Provocado a analisar por que não existem grandes nomes nordestinos despontando na política nacional atualmente, o cientista político afirmou que isso se dá ao fator matemático.

“Os candidatos do Sudeste são mais conhecidos porque, já no início da corrida eleitoral, simplesmente por estarem em estados populosos, eles já têm um nível de conhecimento e depois uma chance de voto muito altos. Candidatos de estados menores, populacionalmente falando, terão um trabalho mais difícil, porque têm que se tornar conhecido, mostrar o seu trabalho, quando o outro já tem uma vantagem por uma questão simplesmente populacional”, avaliou.

A força de Gusttavo Lima

Russo afirmou a presença do cantor Gusttavo Lima como um dos principais adversários de Lula na disputa presidencial de 2026 é um retrato da percepção política dos brasileiros.

De acordo com o levantamento, Gusttavo Lima é o candidato da oposição com melhor desempenho contra Lula num possível segundo turno: ele teria 35% dos votos contra 41% do presidente. O sertanejo, como se sabe, anunciou no início de janeiro que pretende se candidatar à presidência da República no próximo pleito.

Segundo Guilherme Russo, o Brasil ainda vive um cenário em que celebridades conseguem aparecer com potencial de votos elevado nas disputas eleitorais, e atribuiu esse fenômeno a dois motivos.

“Primeiro que vivemos um cenário onde políticos são muito criticados, e a população gosta de buscar os outsiders, alternativas fora da classe política. A gente viu isso agora em São Paulo com Pablo Marçal. E o segundo é o conhecimento do artista. Gusttavo Lima é conhecido por 80% da população brasileira e aparece com essa visibilidade”, afirmou o diretor da Quaest.

O centista político também avaliou que a aproximação desses candidatos com os eleitores mais jovens, por meio da internet, também pode estar colaborando com esse sucesso na política.
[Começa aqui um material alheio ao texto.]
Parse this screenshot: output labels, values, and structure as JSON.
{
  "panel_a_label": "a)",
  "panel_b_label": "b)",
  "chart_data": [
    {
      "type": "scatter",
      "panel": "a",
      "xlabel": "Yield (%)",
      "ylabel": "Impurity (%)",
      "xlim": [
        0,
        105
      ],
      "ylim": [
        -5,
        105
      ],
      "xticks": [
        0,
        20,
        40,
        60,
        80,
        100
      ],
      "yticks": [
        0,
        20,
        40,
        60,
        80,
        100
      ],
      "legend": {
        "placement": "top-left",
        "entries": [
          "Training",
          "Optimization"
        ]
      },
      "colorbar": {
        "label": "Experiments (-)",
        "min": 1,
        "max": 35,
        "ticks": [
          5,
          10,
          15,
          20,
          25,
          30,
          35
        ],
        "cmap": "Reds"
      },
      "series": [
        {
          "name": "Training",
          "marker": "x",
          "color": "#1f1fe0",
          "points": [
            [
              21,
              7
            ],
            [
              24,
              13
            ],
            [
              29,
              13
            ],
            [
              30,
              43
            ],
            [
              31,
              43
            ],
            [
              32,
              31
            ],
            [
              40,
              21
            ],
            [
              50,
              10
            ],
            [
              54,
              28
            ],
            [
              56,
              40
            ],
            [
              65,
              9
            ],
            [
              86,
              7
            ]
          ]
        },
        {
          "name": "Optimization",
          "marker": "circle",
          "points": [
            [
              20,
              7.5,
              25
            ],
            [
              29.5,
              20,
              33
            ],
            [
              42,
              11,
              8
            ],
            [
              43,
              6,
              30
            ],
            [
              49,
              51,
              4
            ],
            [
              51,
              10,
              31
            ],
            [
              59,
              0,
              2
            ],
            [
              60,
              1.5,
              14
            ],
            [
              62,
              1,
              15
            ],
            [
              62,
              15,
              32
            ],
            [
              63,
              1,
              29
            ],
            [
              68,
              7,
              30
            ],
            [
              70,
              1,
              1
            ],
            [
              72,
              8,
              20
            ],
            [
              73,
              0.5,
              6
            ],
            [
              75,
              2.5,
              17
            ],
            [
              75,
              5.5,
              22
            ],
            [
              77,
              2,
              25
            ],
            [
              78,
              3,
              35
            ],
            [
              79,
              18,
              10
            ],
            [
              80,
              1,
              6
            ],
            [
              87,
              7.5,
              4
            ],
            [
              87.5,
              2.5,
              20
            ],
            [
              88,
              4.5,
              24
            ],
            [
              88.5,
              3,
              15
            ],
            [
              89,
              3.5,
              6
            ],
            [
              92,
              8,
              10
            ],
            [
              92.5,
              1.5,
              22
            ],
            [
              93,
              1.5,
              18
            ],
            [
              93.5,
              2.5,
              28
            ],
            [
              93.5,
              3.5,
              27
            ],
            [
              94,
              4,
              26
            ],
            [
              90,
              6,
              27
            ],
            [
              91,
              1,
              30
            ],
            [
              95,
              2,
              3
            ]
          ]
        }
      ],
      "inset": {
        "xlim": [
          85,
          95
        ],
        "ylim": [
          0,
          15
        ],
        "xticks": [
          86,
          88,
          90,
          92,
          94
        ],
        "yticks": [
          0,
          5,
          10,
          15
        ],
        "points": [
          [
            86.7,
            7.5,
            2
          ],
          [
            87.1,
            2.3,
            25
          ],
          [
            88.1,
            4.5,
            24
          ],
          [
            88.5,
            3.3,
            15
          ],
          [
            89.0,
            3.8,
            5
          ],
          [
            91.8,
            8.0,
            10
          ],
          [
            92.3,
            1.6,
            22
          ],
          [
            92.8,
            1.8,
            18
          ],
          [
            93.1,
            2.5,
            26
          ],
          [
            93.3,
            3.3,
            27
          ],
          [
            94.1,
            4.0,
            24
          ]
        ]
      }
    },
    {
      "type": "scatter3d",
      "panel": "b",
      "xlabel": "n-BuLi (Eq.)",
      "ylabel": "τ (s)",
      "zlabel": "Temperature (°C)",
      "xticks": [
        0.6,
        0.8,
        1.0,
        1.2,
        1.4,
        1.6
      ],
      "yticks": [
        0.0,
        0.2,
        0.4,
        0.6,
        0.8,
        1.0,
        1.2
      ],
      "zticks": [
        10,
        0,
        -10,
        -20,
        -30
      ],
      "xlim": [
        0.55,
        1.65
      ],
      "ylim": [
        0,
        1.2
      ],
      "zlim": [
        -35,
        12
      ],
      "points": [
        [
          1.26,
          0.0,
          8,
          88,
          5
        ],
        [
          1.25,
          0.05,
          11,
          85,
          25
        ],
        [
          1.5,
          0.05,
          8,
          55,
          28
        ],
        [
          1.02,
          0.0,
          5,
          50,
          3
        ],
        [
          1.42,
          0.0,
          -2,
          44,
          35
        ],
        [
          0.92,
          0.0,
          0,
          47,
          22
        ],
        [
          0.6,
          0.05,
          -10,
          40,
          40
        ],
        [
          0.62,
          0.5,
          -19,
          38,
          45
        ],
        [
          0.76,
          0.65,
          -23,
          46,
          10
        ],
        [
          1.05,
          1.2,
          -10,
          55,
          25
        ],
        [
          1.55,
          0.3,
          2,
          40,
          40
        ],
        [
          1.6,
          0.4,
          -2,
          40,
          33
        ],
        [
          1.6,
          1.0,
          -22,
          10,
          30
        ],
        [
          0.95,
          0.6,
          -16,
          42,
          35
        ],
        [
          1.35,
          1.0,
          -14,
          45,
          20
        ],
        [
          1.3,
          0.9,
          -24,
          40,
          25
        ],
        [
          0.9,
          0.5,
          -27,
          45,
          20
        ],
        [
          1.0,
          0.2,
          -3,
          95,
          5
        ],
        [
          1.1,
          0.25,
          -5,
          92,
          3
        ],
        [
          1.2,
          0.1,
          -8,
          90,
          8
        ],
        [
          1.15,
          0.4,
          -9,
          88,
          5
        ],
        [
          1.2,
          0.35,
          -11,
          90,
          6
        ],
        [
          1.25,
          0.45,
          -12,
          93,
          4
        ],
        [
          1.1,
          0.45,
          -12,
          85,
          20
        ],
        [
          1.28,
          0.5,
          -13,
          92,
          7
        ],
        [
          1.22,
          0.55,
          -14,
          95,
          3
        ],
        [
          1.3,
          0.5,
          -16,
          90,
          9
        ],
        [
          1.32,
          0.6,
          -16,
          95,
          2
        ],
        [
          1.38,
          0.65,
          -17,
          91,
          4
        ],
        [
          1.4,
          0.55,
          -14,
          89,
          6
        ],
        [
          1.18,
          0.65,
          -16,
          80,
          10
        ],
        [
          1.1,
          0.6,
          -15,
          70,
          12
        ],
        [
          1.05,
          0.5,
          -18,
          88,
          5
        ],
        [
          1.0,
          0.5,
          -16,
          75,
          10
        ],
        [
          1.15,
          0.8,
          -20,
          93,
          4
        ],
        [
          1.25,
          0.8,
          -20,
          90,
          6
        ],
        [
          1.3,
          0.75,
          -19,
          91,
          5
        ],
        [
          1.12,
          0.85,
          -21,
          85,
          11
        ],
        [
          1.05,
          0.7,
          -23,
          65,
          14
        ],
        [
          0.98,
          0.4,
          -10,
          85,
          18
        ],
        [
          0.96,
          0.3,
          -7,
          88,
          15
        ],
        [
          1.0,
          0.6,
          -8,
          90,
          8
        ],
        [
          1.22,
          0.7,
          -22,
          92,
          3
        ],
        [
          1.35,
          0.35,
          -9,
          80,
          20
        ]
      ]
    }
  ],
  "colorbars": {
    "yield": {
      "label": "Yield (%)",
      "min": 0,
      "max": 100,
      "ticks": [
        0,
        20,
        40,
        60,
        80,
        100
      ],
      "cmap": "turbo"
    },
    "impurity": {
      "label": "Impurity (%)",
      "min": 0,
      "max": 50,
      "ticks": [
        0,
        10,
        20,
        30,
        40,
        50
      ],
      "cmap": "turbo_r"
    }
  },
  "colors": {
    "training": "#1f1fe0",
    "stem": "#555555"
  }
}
“No caso de Gusttavo Lima, tem também as pessoas de baixa renda, que gostam muito de sertanejo. Estados como São Paulo, Minas, Goiás, Paraná, têm um eleitorado que não gosta tanto do governo e está desencantado com a política, e ao ver Gusttavo Lima pensa: ‘eu conheço Gusttavo Lima, ele é do bem, eu gosto as músicas dele e por isso estou mostrando esse potencial apoio’”, analisou Russo.